In der Beratung zu Kinderwunsch oder zur Medikation in der Schwangerschaft oder Stillzeit kann Alkohol thematisiert werden. Ein kurzer Hinweis wie »in der Schwangerschaft gilt die Empfehlung: kein Alkohol und schon bei Kinderwunsch lohnt sich Vorsicht« weckt Bewusstsein und gibt Raum für Fragen. Auch bei Rezepturen mit Ethanol, bei Nahrungsergänzungsmitteln oder homöopathischen Präparaten können Apothekenteams alkoholbezogene Risiken ansprechen.
Informationsmaterial zur Alkoholprävention in der Schwangerschaft, etwa vom Bundesinstitut für Öffentliche Gesundheit (BIÖG), oder Links zu verlässlichen Online-Angeboten geben niedrigschwellige Orientierung. Die Apotheke kann auch an regionale Beratungsangebote vermitteln. Wichtig ist immer, kein vorschnelles Urteil zu fällen, sondern eine Atmosphäre zu schaffen, in der sich Menschen öffnen können.
Ebenso können Apotheken auf Kinder aus alkoholbelasteten Familien achten. Wenn ein Kind häufig wegen Bauchschmerzen oder kleinen Verletzungen in die Apotheke gebracht wird, sich auffällig zurückzieht oder ungewöhnlich angepasst verhält, kann das auf eine familiäre Belastung hindeuten. Auch hier gilt es, achtsam zu sein, ohne zu urteilen. Apotheken können als niedrigschwellige Anlaufstelle auf Hilfsangebote hinweisen, sensibel informieren und bei Bedarf weitervermitteln (30–36). Flyer und Aushänge zu Programmen wie »Trampolin«, zu lokalen Beratungsstellen oder Hotlines können ausgelegt werden.
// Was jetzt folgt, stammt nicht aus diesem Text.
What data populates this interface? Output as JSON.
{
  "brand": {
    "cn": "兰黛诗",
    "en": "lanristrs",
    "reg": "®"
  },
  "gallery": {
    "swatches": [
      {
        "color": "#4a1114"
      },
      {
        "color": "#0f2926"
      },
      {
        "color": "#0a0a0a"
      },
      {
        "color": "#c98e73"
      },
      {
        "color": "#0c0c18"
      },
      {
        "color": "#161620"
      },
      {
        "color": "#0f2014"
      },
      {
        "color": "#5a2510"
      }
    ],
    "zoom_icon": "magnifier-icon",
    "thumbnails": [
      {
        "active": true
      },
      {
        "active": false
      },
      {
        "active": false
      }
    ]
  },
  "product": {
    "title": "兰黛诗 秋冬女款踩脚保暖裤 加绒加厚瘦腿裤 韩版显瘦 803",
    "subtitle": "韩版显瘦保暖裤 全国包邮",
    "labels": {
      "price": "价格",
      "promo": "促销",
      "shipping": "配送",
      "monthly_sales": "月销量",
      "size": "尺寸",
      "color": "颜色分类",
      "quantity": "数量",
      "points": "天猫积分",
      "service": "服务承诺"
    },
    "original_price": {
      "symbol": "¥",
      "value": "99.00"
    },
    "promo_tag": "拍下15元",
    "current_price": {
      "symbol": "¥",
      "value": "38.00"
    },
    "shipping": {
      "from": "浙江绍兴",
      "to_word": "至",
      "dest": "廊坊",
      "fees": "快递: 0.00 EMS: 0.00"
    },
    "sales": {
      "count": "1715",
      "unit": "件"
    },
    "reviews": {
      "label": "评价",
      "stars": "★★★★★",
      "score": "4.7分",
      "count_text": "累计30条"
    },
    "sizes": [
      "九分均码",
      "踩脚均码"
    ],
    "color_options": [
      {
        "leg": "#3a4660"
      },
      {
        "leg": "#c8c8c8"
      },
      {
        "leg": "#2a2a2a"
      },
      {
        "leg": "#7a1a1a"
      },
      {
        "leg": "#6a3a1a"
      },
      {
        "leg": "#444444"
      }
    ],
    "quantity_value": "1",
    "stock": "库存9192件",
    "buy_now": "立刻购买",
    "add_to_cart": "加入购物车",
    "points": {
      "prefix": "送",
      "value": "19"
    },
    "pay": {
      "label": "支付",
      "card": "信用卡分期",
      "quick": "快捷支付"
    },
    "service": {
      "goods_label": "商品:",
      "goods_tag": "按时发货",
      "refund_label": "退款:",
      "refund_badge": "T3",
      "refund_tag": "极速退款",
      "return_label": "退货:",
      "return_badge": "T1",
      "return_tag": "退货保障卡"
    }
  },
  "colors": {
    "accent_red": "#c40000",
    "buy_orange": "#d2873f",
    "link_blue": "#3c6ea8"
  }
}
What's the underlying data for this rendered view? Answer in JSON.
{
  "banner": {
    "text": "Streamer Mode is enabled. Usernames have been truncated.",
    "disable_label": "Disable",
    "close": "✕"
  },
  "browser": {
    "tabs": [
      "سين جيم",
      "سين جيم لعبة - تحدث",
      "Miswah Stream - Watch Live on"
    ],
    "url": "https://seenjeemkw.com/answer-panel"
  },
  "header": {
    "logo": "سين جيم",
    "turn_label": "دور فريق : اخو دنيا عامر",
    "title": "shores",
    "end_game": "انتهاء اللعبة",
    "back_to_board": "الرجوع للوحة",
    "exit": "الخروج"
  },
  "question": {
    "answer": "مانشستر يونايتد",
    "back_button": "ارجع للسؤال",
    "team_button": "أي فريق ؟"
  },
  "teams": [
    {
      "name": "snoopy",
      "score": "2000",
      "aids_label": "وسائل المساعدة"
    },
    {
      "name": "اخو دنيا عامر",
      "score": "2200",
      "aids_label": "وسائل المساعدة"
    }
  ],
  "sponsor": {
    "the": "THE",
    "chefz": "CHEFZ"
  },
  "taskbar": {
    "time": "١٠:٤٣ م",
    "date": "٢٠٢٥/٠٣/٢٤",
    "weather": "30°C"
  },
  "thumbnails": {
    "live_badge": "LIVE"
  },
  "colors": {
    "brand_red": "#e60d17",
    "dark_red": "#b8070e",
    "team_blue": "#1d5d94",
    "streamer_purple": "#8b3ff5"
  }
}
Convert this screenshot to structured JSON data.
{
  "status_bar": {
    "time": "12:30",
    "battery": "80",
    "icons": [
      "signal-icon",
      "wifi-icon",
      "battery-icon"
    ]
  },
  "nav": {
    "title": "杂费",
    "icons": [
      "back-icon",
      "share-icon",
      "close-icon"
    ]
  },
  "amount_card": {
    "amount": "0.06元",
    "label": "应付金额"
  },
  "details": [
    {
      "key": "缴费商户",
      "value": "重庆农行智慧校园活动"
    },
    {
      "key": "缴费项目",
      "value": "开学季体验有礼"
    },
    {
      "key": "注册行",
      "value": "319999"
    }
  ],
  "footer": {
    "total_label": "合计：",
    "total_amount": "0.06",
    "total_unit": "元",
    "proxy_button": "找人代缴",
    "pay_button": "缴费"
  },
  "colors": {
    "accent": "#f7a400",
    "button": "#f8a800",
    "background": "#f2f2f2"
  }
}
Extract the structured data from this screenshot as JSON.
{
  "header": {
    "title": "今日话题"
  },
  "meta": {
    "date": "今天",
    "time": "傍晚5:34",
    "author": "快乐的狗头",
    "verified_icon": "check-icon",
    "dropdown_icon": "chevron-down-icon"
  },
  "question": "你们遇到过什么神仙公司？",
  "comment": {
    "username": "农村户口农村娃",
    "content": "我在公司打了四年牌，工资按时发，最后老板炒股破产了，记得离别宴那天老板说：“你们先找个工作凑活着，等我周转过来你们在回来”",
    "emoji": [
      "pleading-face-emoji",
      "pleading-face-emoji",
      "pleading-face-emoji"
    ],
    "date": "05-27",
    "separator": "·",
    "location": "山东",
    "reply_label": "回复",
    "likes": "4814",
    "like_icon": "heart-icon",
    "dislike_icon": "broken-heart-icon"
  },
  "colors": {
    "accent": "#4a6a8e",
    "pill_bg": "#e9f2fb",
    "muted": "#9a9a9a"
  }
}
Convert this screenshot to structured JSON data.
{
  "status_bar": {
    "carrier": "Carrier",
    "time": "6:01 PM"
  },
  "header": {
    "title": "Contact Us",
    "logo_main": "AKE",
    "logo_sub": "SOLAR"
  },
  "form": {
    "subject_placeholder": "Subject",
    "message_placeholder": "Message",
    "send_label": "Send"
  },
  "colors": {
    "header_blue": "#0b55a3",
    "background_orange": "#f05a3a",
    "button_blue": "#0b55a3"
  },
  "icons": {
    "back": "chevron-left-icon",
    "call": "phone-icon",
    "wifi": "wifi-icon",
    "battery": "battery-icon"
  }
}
»Trampolin« ist ein wissenschaftlich evaluiertes Gruppenangebot für Kinder von acht bis zwölf Jahren aus suchtbelasteten Familien. Entwickelt wurde es vom Deutschen Zentrum für Suchtfragen des Kindes- und Jugendalters (DZSKJ) und dem Deutschen Institut für Sucht- und Präventionsforschung (DISuP). Es vermittelt kindgerecht Wissen über Suchterkrankungen sowie Strategien zur Stressbewältigung und fördert Selbstwirksamkeit und Problemlösefähigkeiten. Eine bundesweite Studie mit mehr als 200 Kindern zeigte, dass diese sich psychisch stabiler fühlten und besser mit belastenden Situationen umgehen konnten. Sie hatten auch ein größeres Verständnis für die elterliche Erkrankung als Vergleichsgruppen.
Hilfreich sind auch Telefonnummern und Webadressen, bei denen Kinder und Jugendliche anonym Hilfe erhalten können, etwa das bundesweite Nottelefon Sucht (0800 2802801). KidKit und NACOA Deutschland bieten Chatangebote, Informationen und Beratung speziell für Kinder aus suchtbelasteten Familien. Die bke-Jugendberatung kann mit Themenchats, Foren und professioneller Unterstützung eine Option für Jugendliche sein. Auch auf regionale Suchtberatungsstellen, Fachambulanzen und das Jugendamt kann das Apothekenteam hinweisen.